Patients will also benefit from the opening in 2011 of a landmark prosthetic and orthotic school – a low-cost, high tech education and research center, and the first school of its kind in the Philippines.
RAISING THE LEVEL OF PROFESSIONALISM
PFP has supported Dominican partners and their efforts to improve care for people with disabilities since 2001. Over the years, that support has taken many forms: in 2006, for instance, Catholic University in Santo Domingo graduated its first class of physical therapists. PFP and Old Dominion University helped the school develop the curriculum for that inaugural group. The program is still thriving.
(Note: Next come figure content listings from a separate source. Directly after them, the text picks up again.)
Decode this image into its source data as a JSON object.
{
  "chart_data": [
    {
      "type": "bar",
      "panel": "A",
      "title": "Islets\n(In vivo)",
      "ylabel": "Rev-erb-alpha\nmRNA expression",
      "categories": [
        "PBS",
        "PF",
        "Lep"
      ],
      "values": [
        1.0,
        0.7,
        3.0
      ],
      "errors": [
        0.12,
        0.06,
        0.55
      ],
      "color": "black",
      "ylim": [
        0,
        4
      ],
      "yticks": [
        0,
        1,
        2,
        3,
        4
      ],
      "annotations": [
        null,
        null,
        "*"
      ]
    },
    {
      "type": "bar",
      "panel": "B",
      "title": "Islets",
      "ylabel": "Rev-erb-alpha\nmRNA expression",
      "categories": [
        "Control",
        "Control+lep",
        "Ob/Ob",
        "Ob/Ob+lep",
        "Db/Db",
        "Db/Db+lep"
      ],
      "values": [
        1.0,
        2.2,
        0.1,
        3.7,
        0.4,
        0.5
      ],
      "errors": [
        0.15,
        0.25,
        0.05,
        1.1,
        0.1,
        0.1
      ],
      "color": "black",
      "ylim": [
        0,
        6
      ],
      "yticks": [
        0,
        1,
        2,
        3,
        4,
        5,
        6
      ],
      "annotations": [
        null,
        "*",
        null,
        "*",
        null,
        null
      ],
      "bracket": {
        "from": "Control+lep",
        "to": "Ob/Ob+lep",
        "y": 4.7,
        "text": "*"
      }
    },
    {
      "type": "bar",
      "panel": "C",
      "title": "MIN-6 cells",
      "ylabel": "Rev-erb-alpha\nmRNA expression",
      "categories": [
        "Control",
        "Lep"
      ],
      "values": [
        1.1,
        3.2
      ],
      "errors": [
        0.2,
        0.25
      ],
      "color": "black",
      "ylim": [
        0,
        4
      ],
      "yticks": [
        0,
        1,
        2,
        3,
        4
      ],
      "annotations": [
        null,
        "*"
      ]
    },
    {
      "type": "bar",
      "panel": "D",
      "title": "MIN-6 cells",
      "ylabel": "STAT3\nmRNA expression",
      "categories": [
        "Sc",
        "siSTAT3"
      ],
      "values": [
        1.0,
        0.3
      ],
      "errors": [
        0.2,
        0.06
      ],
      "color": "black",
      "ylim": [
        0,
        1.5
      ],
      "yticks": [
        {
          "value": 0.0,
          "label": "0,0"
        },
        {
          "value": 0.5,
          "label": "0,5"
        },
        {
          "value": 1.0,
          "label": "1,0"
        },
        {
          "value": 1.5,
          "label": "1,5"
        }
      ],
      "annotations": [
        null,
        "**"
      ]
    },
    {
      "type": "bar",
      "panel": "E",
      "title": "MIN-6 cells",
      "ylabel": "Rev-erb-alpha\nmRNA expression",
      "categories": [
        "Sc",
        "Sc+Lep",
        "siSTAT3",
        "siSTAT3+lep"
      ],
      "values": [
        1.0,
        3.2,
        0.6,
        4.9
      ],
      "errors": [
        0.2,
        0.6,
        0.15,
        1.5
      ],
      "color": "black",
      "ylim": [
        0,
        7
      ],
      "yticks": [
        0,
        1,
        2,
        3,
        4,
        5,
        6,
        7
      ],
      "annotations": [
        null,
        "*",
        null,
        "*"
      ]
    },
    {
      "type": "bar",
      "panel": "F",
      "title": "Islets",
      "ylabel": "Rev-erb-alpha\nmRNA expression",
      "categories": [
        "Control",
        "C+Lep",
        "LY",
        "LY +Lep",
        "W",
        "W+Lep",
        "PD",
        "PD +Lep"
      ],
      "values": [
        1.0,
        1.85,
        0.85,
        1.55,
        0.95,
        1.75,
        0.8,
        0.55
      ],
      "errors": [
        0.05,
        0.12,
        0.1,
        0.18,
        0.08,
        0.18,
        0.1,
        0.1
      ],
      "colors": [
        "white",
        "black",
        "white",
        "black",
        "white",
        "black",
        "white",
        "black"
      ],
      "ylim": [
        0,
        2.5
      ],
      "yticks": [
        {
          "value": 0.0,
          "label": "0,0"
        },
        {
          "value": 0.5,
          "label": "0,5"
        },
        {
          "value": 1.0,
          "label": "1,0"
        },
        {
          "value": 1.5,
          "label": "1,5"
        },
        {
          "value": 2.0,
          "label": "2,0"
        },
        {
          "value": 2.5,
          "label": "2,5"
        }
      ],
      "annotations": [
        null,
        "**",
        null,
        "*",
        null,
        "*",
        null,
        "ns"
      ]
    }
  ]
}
PFP also works with Dominican technicians enrolled in a distancelearning program through Don Bosco University in El Salvador. The program ensures that techs are trained and qualified at a professional level, one that’s internationally recognized, so that they can earn a living and support the needs of patients in their communities, without outside intervention.
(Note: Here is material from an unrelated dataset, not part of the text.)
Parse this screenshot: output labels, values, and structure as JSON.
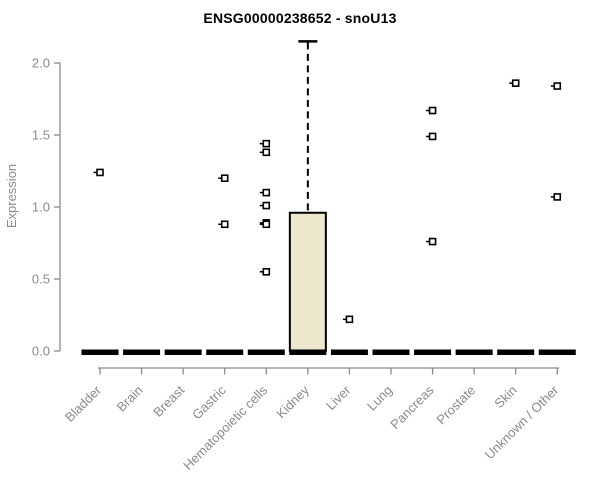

“Working with these students is incredibly rewarding,” said Gilberto Mejia, CP, of Richmond, Va., a PFP volunteer since 2002. “Through the program, they’re expanding their knowledge, so that they have the practical skills and also understand why we do things a certain way.”
That long-view approach is what initially attracted David Lawrence, MSPT, ATC, of Richmond, Va., to PFP, and it’s a reason he’s remained dedicated to the organization – and the people of the Dominican Republic – for the past 12 years.
“Rehabilitation is a lifetime commitment, you can’t parachute in and leave,” Lawrence said. “When we started in the Dominican Republic, we were going into a country where there were no certified, licensed physical therapists or prosthetists. Through education, we are creating a model of aid that is sustainable.”
Gail Grisetti, PT, EdD, of Old Dominion University in Norfolk, Va. agrees. In addition to training Dominican therapists and contributing to curriculum development, Grisetti coordinates an annual educational exchange with students from her graduate-level courses – an effort that has opened American students’ eyes to the challenges of therapy in an international context. “We want our students to become culturally competent and to demonstrate understanding and compassion,” Grisetti said. “This is one excellent way to do that.”